New technologies also will play a greater role in education, helping to develop these critical thinking skills and making the connections between engineering and everyday life. As part of Microsoft Research, Prey led the Tablet Technologies in Higher Education initiative, taking early notice of the vital role that tablets could play in education. Virginia Tech, where she was a member of the Dean’s Advisory Board, is an all-tablet engineering school.
“When you walk in the door, the tablet is handed to you as part of your entrance welcome bag. And they use it in the classroom, and their faculty has embraced it to the point where they’ve redone their course assignments, their classroom presentations, and whatever to try to leverage the technology to help students learn better, easier, faster,” she said.
There’s still room for improvement in reaching younger female students, though. For example, the College Board reports that only 4157 of the 22,176 students who took the 2011 Advanced Placement Computer Science exam were female.3 Prey believes that opportunities are out there for young women and that they should be encouraged to follow them.
“At Microsoft, there are probably 3000 or 4000 developer jobs right now in Seattle that they can’t fill because they can’t find qualified people,” Prey said, and she knows from experience, as she was part of the team that developed Microsoft Research’s Gender Diversity and Pipeline Strategy as well. “It’s not that there aren’t people applying for jobs.

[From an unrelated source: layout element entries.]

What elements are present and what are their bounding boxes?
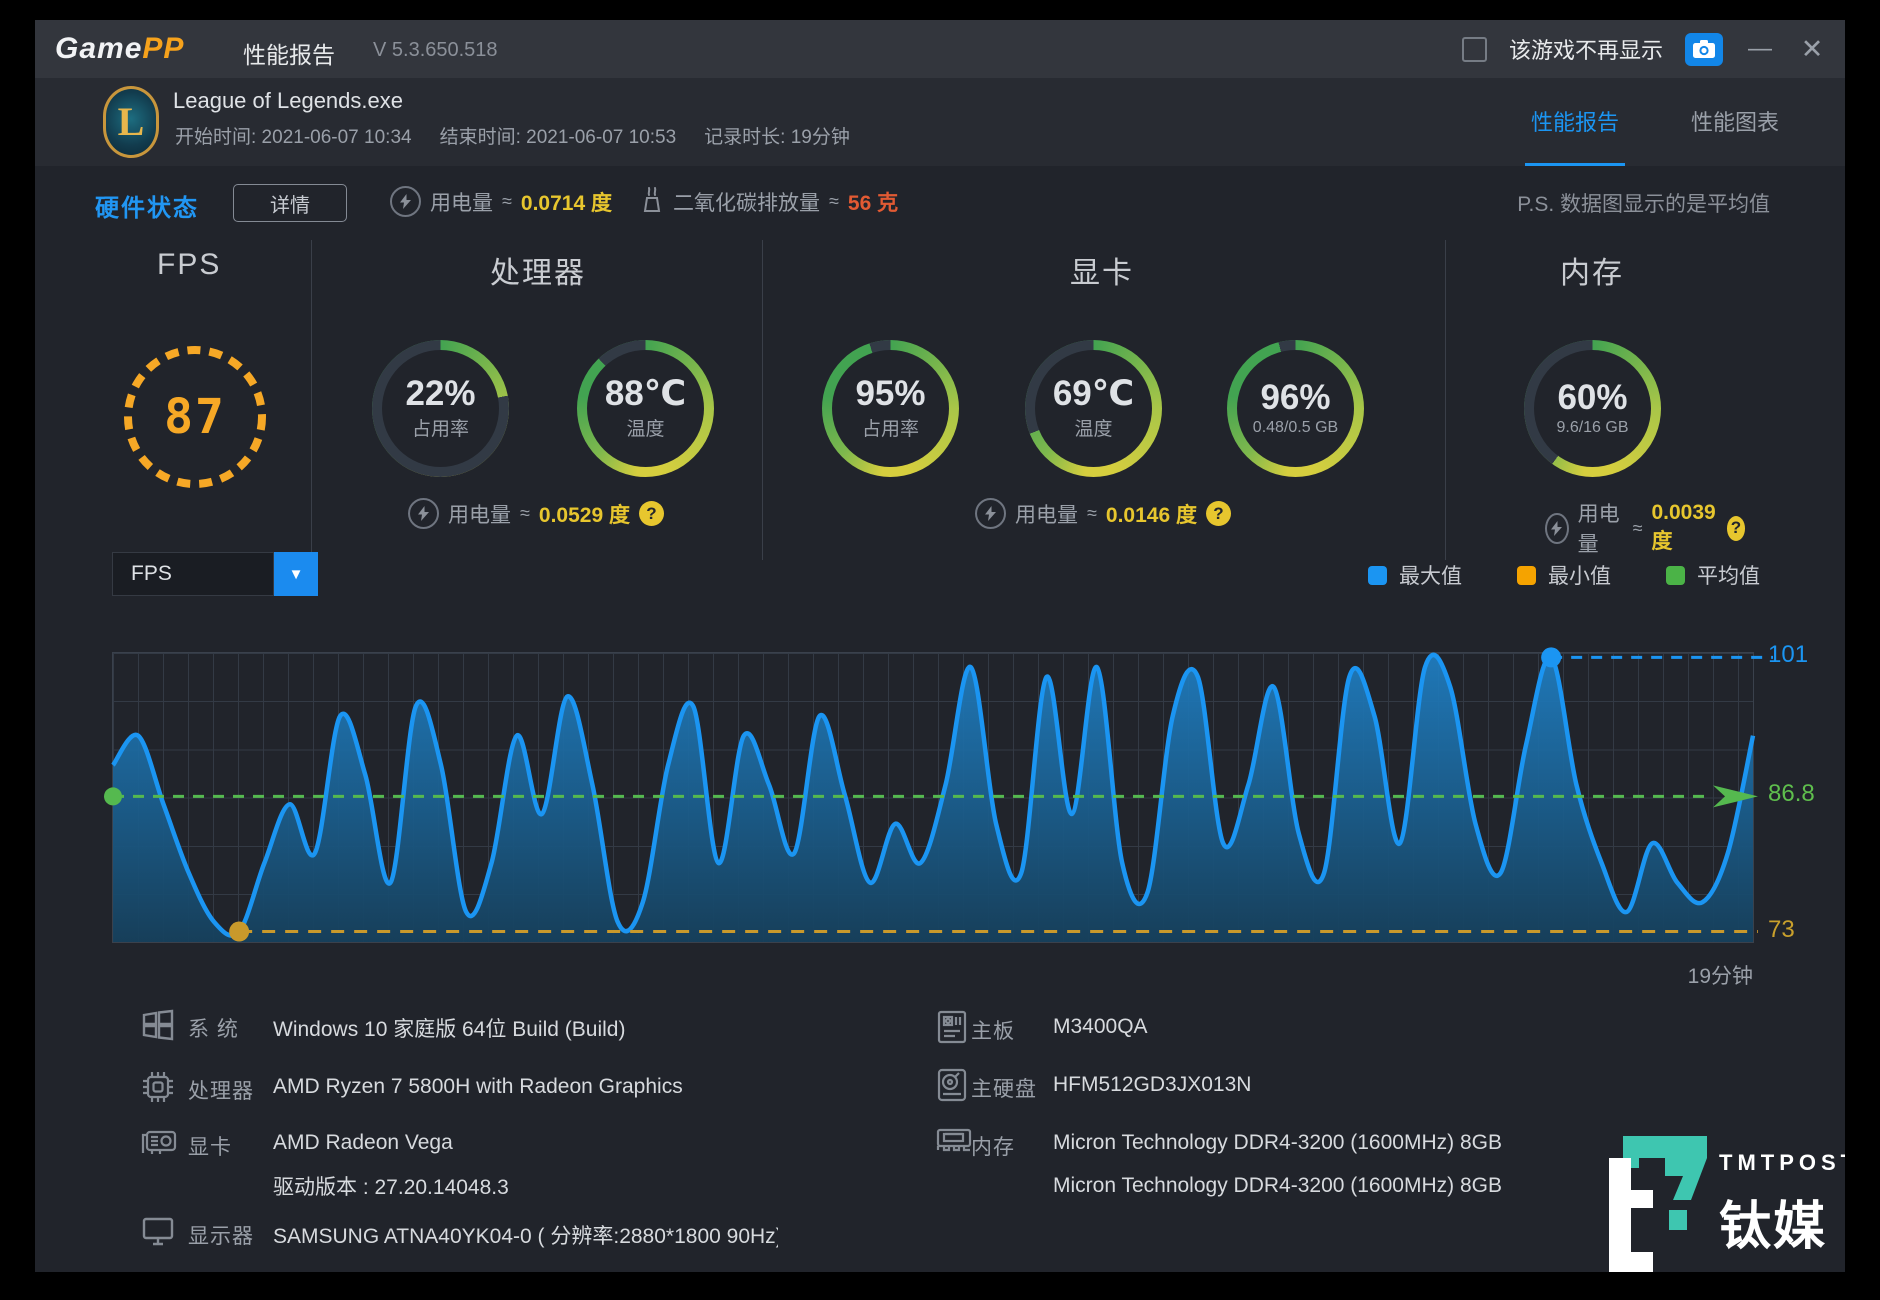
co2-emission: 二氧化碳排放量 ≈ 56 克 — [640, 186, 898, 217]
fps-group-title: FPS — [157, 248, 222, 281]
total-power-usage: 用电量 ≈ 0.0714 度 — [390, 186, 612, 217]
power-icon — [390, 186, 421, 217]
gpu-group-title: 显卡 — [1070, 257, 1134, 290]
fps-area-chart: 101 86.8 73 19分钟 — [104, 641, 1815, 988]
dont-show-label: 该游戏不再显示 — [1508, 38, 1663, 63]
co2-icon — [640, 186, 664, 217]
monitor-icon — [140, 1214, 176, 1253]
divider — [1445, 240, 1446, 560]
metric-dropdown-caret[interactable]: ▼ — [274, 552, 318, 596]
fps-value: 87 — [164, 389, 226, 445]
avg-swatch-icon — [1666, 565, 1685, 585]
x-axis-duration-label: 19分钟 — [1687, 965, 1753, 988]
vram-usage-gauge: 96% 0.48/0.5 GB — [1227, 340, 1364, 477]
minimize-button[interactable]: — — [1748, 35, 1772, 62]
disk-icon — [935, 1067, 969, 1108]
cpu-temp-gauge: 88℃ 温度 — [577, 340, 714, 477]
cpu-group-title: 处理器 — [490, 257, 586, 290]
tmtpost-watermark: TMTPOST 钛媒体 — [1587, 1128, 1845, 1272]
power-icon — [408, 498, 440, 529]
end-time: 结束时间: 2021-06-07 10:53 — [439, 127, 677, 148]
watermark-cn: 钛媒体 — [1719, 1198, 1828, 1256]
session-times: 开始时间: 2021-06-07 10:34 结束时间: 2021-06-07 … — [175, 122, 850, 149]
tab-performance-report[interactable]: 性能报告 — [1524, 78, 1625, 166]
gamepp-window: GamePP 性能报告 V 5.3.650.518 该游戏不再显示 — ✕ L … — [35, 20, 1845, 1272]
gamepp-logo: GamePP — [55, 32, 185, 65]
cpu-power-usage: 用电量 ≈ 0.0529 度 ? — [408, 498, 664, 529]
title-bar: GamePP 性能报告 V 5.3.650.518 该游戏不再显示 — ✕ — [35, 20, 1845, 78]
tab-performance-chart[interactable]: 性能图表 — [1690, 109, 1779, 135]
watermark-brand: TMTPOST — [1719, 1150, 1845, 1175]
legend-min[interactable]: 最小值 — [1517, 560, 1611, 590]
min-axis-label: 73 — [1768, 915, 1795, 943]
gpu-temp-gauge: 69℃ 温度 — [1025, 340, 1162, 477]
window-title: 性能报告 — [243, 42, 335, 68]
cpu-icon — [140, 1069, 176, 1110]
chevron-down-icon: ▼ — [288, 565, 304, 583]
detail-button[interactable]: 详情 — [233, 184, 347, 222]
metric-dropdown[interactable]: FPS — [112, 552, 274, 596]
version-label: V 5.3.650.518 — [373, 39, 498, 61]
help-icon[interactable]: ? — [1726, 515, 1745, 541]
legend-max[interactable]: 最大值 — [1368, 560, 1462, 590]
help-icon[interactable]: ? — [1205, 501, 1231, 526]
record-duration: 记录时长: 19分钟 — [704, 127, 850, 148]
fps-curve — [104, 647, 1773, 942]
start-time: 开始时间: 2021-06-07 10:34 — [175, 127, 412, 148]
divider — [311, 240, 312, 560]
gpu-power-usage: 用电量 ≈ 0.0146 度 ? — [975, 498, 1231, 529]
close-button[interactable]: ✕ — [1800, 33, 1824, 64]
tab-bar: 性能报告 性能图表 — [1524, 78, 1785, 166]
ram-power-usage: 用电量 ≈ 0.0039 度 ? — [1545, 498, 1745, 558]
divider — [762, 240, 763, 560]
ps-note: P.S. 数据图显示的是平均值 — [1517, 193, 1770, 216]
gpu-icon — [140, 1125, 178, 1164]
fps-gauge: 87 — [120, 342, 270, 492]
help-icon[interactable]: ? — [638, 501, 664, 526]
sysinfo-gpu-driver-row: 驱动版本 : 27.20.14048.3 — [273, 1176, 509, 1199]
ram-group-title: 内存 — [1560, 257, 1624, 290]
game-icon: L — [103, 86, 159, 158]
legend-avg[interactable]: 平均值 — [1666, 560, 1760, 590]
camera-icon — [1693, 40, 1715, 58]
ram-usage-gauge: 60% 9.6/16 GB — [1524, 340, 1661, 477]
min-swatch-icon — [1517, 565, 1536, 585]
hardware-status-title: 硬件状态 — [95, 195, 199, 222]
power-value: 0.0714 度 — [520, 191, 612, 215]
fps-dashed-circle-icon — [124, 346, 266, 488]
gpu-usage-gauge: 95% 占用率 — [822, 340, 959, 477]
game-exe-name: League of Legends.exe — [173, 88, 403, 113]
co2-value: 56 克 — [847, 191, 899, 215]
power-icon — [1545, 512, 1569, 544]
max-swatch-icon — [1368, 565, 1387, 585]
windows-icon — [140, 1007, 176, 1048]
tmtpost-logo-icon — [1609, 1136, 1707, 1272]
dont-show-checkbox[interactable] — [1461, 36, 1487, 62]
max-axis-label: 101 — [1768, 641, 1809, 669]
avg-axis-label: 86.8 — [1768, 780, 1815, 808]
chart-legend: 最大值 最小值 平均值 — [1368, 560, 1760, 590]
screenshot-camera-button[interactable] — [1685, 32, 1723, 66]
power-icon — [975, 498, 1007, 529]
sysinfo-ram2-row: Micron Technology DDR4-3200 (1600MHz) 8G… — [1053, 1174, 1502, 1197]
session-header: L League of Legends.exe 开始时间: 2021-06-07… — [35, 78, 1845, 166]
ram-icon — [935, 1125, 973, 1160]
hardware-status-row: 硬件状态 详情 用电量 ≈ 0.0714 度 二氧化碳排放量 ≈ 56 克 P.… — [35, 166, 1845, 232]
cpu-usage-gauge: 22% 占用率 — [372, 340, 509, 477]
motherboard-icon — [935, 1009, 969, 1050]
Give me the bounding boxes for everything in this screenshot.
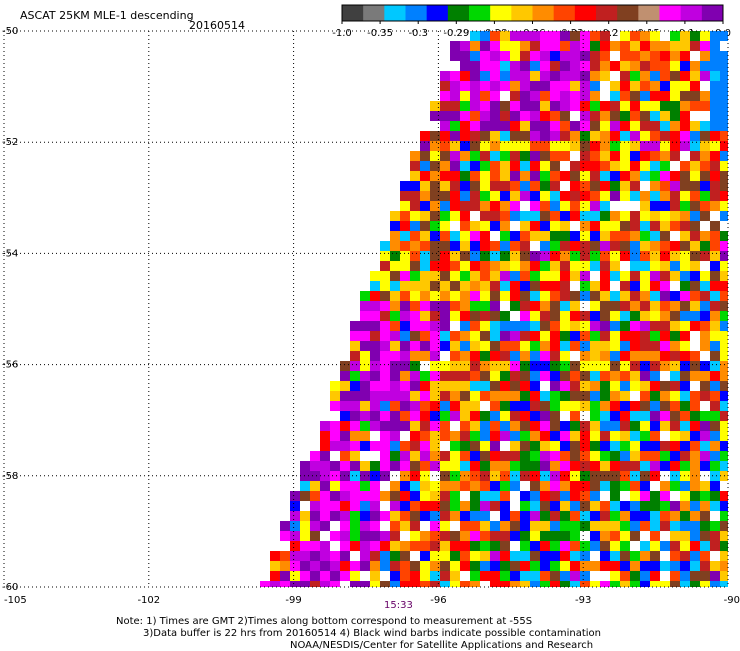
colorbar-swatch <box>511 5 533 21</box>
swath-data <box>260 31 728 587</box>
lon-tick-label: -93 <box>575 595 591 606</box>
colorbar-label: -1.0 <box>332 28 352 39</box>
lon-tick-label: -105 <box>4 595 27 606</box>
colorbar-swatch <box>490 5 512 21</box>
colorbar-swatch <box>617 5 639 21</box>
colorbar-swatch <box>469 5 491 21</box>
lon-tick-label: -102 <box>137 595 160 606</box>
lat-tick-label: -58 <box>2 471 18 482</box>
colorbar-swatch <box>680 5 703 21</box>
swath-time-label: 15:33 <box>384 600 413 611</box>
chart-date: 20160514 <box>189 19 245 32</box>
colorbar-swatch <box>659 5 682 21</box>
colorbar-swatch <box>532 5 555 21</box>
lat-tick-label: -60 <box>2 582 18 593</box>
lon-tick-label: -96 <box>430 595 446 606</box>
lat-tick-label: -52 <box>2 137 18 148</box>
colorbar-swatch <box>447 5 470 21</box>
colorbar-label: -0.29 <box>443 28 469 39</box>
colorbar-swatch <box>553 5 576 21</box>
colorbar-label: -0.35 <box>367 28 393 39</box>
colorbar-swatch <box>426 5 449 21</box>
colorbar-label: -0.3 <box>408 28 428 39</box>
lon-tick-label: -90 <box>724 595 740 606</box>
lat-tick-label: -56 <box>2 360 18 371</box>
note-line-2: 3)Data buffer is 22 hrs from 20160514 4)… <box>143 628 601 639</box>
colorbar-swatch <box>638 5 660 21</box>
colorbar-swatch <box>701 5 724 21</box>
lat-tick-label: -54 <box>2 248 18 259</box>
mle-map: -50 -52 -54 -56 -58 -60 -105 -102 -99 -96 -93 -90 <box>2 26 740 606</box>
colorbar-swatch <box>363 5 385 21</box>
lat-tick-label: -50 <box>2 26 18 37</box>
note-line-1: Note: 1) Times are GMT 2)Times along bot… <box>116 616 533 627</box>
colorbar-swatch <box>596 5 618 21</box>
chart-title: ASCAT 25KM MLE-1 descending <box>20 9 194 22</box>
colorbar-swatch <box>384 5 406 21</box>
colorbar-swatch <box>574 5 597 21</box>
note-line-3: NOAA/NESDIS/Center for Satellite Applica… <box>290 640 594 651</box>
colorbar-swatch <box>342 5 364 21</box>
colorbar-swatch <box>405 5 428 21</box>
lon-tick-label: -99 <box>285 595 301 606</box>
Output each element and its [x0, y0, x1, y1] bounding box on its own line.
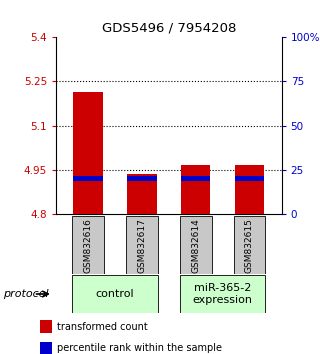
Bar — [127, 174, 157, 214]
Bar — [74, 92, 103, 214]
Bar — [180, 216, 212, 274]
Text: GSM832617: GSM832617 — [138, 218, 147, 273]
Text: transformed count: transformed count — [57, 322, 148, 332]
Text: percentile rank within the sample: percentile rank within the sample — [57, 343, 222, 353]
Bar — [126, 216, 158, 274]
Text: GSM832616: GSM832616 — [84, 218, 93, 273]
Text: control: control — [96, 289, 134, 299]
Bar — [181, 176, 211, 181]
Bar — [235, 176, 264, 181]
Title: GDS5496 / 7954208: GDS5496 / 7954208 — [102, 22, 236, 35]
Bar — [127, 176, 157, 181]
Bar — [72, 275, 158, 313]
Text: protocol: protocol — [3, 289, 49, 299]
Bar — [40, 320, 52, 333]
Bar — [72, 216, 104, 274]
Bar — [180, 275, 265, 313]
Bar — [40, 342, 52, 354]
Bar — [235, 165, 264, 214]
Text: GSM832614: GSM832614 — [191, 218, 200, 273]
Bar — [74, 176, 103, 181]
Bar — [181, 165, 211, 214]
Text: GSM832615: GSM832615 — [245, 218, 254, 273]
Bar — [234, 216, 265, 274]
Text: miR-365-2
expression: miR-365-2 expression — [193, 283, 252, 305]
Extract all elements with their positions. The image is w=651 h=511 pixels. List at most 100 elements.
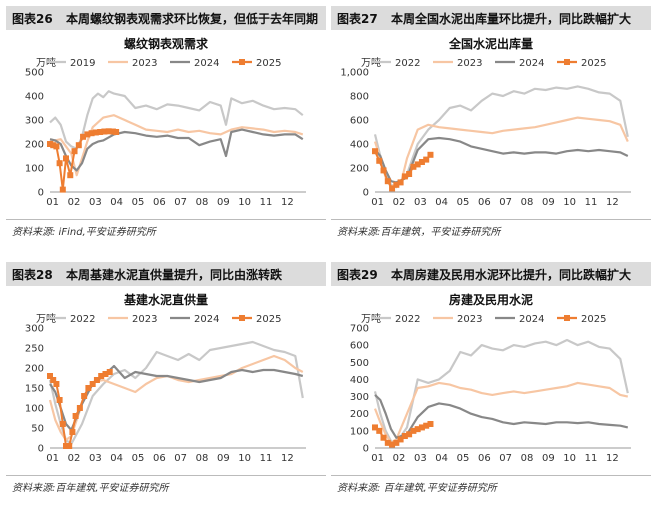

It’s that they aren’t at a level that we need them to be at in order to have them do work.”
By encouraging more young women to pursue engineering, Prey says, we add both depth and quality to that pool of talent, improving engineering and society alike. But before that can happen, we need to encourage their curiosity and support them as they explore the field.
“We need to teach them early on that learning never stops,” Prey said, “that the most interesting part of your job is the thing that you don’t know yet.”
1. “Engineering by the Numbers,” Brian L. Yoder, PhD, http://www.asee.org/papers-and-publications/publications/college-profiles/2011-profile-engineering-statistics.pdf
2. Bureau of Labor Statistics, http://bls.gov/cps/cpsaat11.pdf
Jane Prey is a member of the IEEE Computer Society Board of Governors. She also is a member of the group’s Educational Activities Board and Membership and Outreach Board. She graduated from the University of Illinois at Urbana-Champaign and holds a PhD from the University of Virginia. She was a faculty member in the Computer Science Department at the University of Virginia before going to Microsoft Research. Currently, she is at the National Science Foundation, on loan from the Atlas Institute at the University of Colorado.